Je me suis levé, j’ai enfilé mon pyjama et rejoint mon fils qui échangeait avec sa mère au téléphone. Elle était en pleurs, anéantie, défaite. Isaac était mort!  Mon fils faisait de son mieux pour la consoler.

Se levant pour quelque prétexte, il me passe le combiné à ma demande. À l’autre bout du fil,  la voix de sa mère me donne le frisson. «Isaac est mort, peux-tu le croire?» Je tente de la consoler à mon tour. Je lui raconte une histoire vécue.

Lorsque mon père est mort subitement dans un accident, un homme s’est offert pour venir écouler le troupeau de vaches à la ferme. Bénévolement. Cela a duré des semaines. Il n’était même pas l’ami de mon père. Une connaissance tout au plus.
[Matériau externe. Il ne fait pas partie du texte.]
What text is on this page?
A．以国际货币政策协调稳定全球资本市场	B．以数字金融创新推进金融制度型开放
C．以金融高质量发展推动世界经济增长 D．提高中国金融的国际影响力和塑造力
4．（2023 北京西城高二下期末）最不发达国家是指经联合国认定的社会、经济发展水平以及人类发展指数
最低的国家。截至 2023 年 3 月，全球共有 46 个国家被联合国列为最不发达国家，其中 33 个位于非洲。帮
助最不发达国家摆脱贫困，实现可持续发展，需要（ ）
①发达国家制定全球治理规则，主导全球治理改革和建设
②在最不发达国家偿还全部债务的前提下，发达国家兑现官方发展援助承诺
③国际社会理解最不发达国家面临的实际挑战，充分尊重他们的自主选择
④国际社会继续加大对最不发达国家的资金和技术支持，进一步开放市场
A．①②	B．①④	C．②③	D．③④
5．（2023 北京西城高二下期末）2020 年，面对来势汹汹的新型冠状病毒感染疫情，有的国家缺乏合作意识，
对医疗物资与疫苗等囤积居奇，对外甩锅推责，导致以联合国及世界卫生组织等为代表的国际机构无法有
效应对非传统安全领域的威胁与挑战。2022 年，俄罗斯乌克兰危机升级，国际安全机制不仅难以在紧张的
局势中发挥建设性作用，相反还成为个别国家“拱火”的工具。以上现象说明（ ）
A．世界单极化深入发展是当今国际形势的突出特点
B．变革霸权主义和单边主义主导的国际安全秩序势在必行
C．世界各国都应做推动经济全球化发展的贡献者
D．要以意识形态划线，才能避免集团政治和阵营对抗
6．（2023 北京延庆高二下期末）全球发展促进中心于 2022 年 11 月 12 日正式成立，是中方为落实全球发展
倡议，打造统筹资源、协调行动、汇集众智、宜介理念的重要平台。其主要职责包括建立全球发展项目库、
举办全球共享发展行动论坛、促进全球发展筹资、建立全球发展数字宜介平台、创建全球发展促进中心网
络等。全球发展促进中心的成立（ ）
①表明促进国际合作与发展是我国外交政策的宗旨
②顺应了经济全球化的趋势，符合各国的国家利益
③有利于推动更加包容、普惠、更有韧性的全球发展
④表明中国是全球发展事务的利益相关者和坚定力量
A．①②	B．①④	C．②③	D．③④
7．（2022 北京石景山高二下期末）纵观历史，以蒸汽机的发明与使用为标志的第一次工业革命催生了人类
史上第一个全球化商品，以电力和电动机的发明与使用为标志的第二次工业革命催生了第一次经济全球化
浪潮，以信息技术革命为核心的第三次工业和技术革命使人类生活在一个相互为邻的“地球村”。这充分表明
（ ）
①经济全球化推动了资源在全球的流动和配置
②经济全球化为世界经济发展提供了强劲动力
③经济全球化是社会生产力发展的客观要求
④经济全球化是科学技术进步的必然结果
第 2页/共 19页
Je le voyais pour la première fois.

Un jour, devant ma mère qui jurait ne jamais se marier une deuxième fois par respect pour mon père, l’homme a secoué la tête. Elle avait tort de penser comme ça, disait-il. Si elle avait vraiment été heureuse avec mon père, le plus bel hommage qu’elle pouvait lui rendre, c’était de rebâtir un  nouveau couple. Le message destiné à son mari défunt serait clair: «J’ai été tellement heureuse avec toi que je voudrais recommencer.»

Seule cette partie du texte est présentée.